Pierre Dumoustier

1771 - 1831

Informations générales
  • Né le 17 mars 1771 à Saint-quentin (Aisne - France)
  • Décédé le 15 juin 1831 à Nantes (Loire-Atlantique - France)

Mandats à l'Assemblée nationale ou à la Chambre des députés

Régime politique
Cent-Jours
Législature
Chambre des représentants
Mandat
Du 12 mai 1815 au 13 juillet 1815
Département
Loire-Inférieure
Groupe
Bonapartiste

Biographies

Biographie extraite du dictionnaire des parlementaires français de 1789 à 1889 (Adolphe Robert et Gaston Cougny)

Représentant à la Chambre des Cent-Jours, né à Saint-Quentin (Aisne) le 17 mars 1771, mort à Nantes (Loire-Inférieure) le 15 juin 1831, d'une famille protestante, il était fils de Gabriel-Etienne-René Dumoustier, et de Louise-Henriette-Emilie Le Serrurier.

Il partit comme réquisitionnaire avec le 1er bataillon de Saint-Quentin le 23 août 1793, devint sergent le 11 vendémiaire an II, et fut incorporé comme soldat, le 27 pluviôse suivant, dans le 6e hussards, à l'armée du Nord. Brigadier-fourrier le 14 prairial, il reçut en fructidor une blessure grave qui l'obligea de rentrer en France. Aide de camp, à titre provisoire, du général Krieg à l'armée des côtes de Brest et de Cherbourg, il obtint en l'an IV la confirmation de son grade et le brevet de sous-lieutenant.
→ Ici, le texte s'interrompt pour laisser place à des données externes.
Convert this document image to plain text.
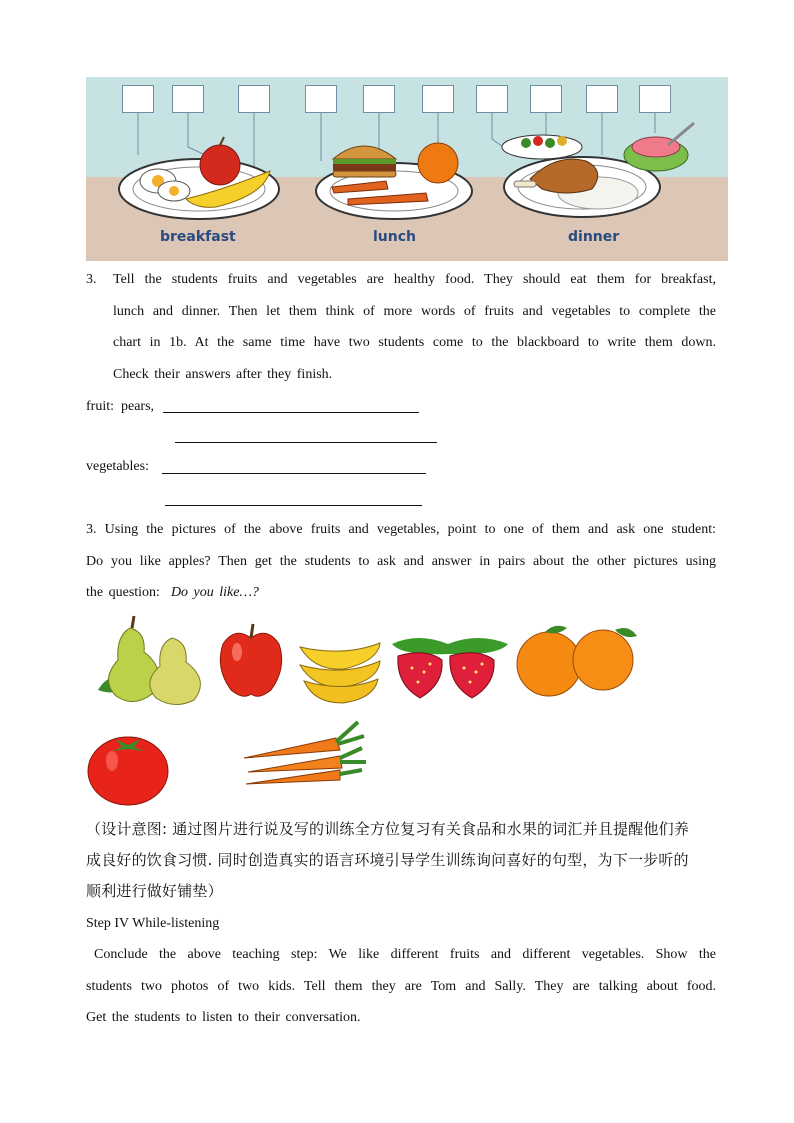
breakfast	lunch	dinner
3. Tell the students fruits and vegetables are healthy food. They should eat them for breakfast,

lunch and dinner. Then let them think of more words of fruits and vegetables to complete the

chart in 1b. At the same time have two students come to the blackboard to write them down.

Check their answers after they finish.

fruit: pears,
vegetables:

3. Using the pictures of the above fruits and vegetables, point to one of them and ask one student:

Do you like apples? Then get the students to ask and answer in pairs about the other pictures using

the question: Do you like…?

（设计意图: 通过图片进行说及写的训练全方位复习有关食品和水果的词汇并且提醒他们养

成良好的饮食习惯. 同时创造真实的语言环境引导学生训练询问喜好的句型，为下一步听的

顺利进行做好铺垫）

Step IV While-listening

Conclude the above teaching step: We like different fruits and different vegetables. Show the

students two photos of two kids. Tell them they are Tom and Sally. They are talking about food.

Get the students to listen to their conversation.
Il était capitaine lors du coup d'Etat de brumaire, auquel il prit, sous les ordres de Bonaparte, une part des plus actives. Il combattit ensuite à Marengo dans la garde consulaire, puis s'embarqua pour l'Egypte. Le 28 ventôse an X, il fut adjoint à l'état-major du palais du gouvernement. Membre de la Légion d'honneur le 15 pluviôse an XII, il fut promu le 25 prairial suivant commandeur du même ordre, et, le 4 brumaire, colonel du 34e régiment d'infanterie de ligne.

Dans le 5e corps de la grande armée, il assista aux principaux combats des campagnes d'Autriche et de Prusse, fut nommé général de brigade sur le champ de bataille, continua de faire la guerre en Pologne (1807), puis en Espagne, reçut, le 27 novembre 1808, le titre de baron de l'Empire, et passa comme colonel aux chasseurs à pied de la garde impériale. Après la paix de Vienne, il retourna en Espagne, où il obtint le grade de général de division de la garde, le 24 juillet 1811. Pendant la campagne de 1812, il eut le commandement d'une division à l'armée du Nord de l'Espagne, puis il fut rappelé en France en janvier 1813. Il se distingua ensuite en Saxe à Lützen, à Bautzen, à Dresde, où il fut grièvement blessé d'un coup de biscaïen à la jambe gauche : cette blessure l'empêcha de prendre part aux opérations de la campagne de France.

Créé comte de l'Empire, il refusa la croix de Saint-Louis que lui offrit en 1814 le gouvernement royal, et fut, cette année même, admis à la retraite.

Pendant les Cent-Jours, Napoléon le désigna pour être employé à la défense de Paris; mais « les événements qui se succédaient avec rapidité, dit une biographie, ne lui permirent pas de suivre cette destination ». D'autre part, Dumoustier fut élu, le 12 mai 1815, membre de la Chambre des représentants par le collège de département de la Loire-Inférieure, qui lui donna 31 voix sur 57 votants et 211 inscrits.

Poursuivi par la seconde Restauration, exilé de Nantes en 1816, il fut tiré de sa retraite, pour quelques mois, par la monarchie de juillet, qui lui confia, le 5 août 1830, le commandement de la 12e division militaire (Nantes). Nommé inspecteur général d'infanterie dans cette division, et grand-officier de la Légion d'honneur les 13 et 21 mars 1831, il fut renversé de cheval lors d'une tournée faite aux environs de Beaupréau, le 25 avril, et se cassa la cuisse gauche, accident qui motiva son remplacement le 13 mai. Il mourut le 15 juin, des suites de l'amputation.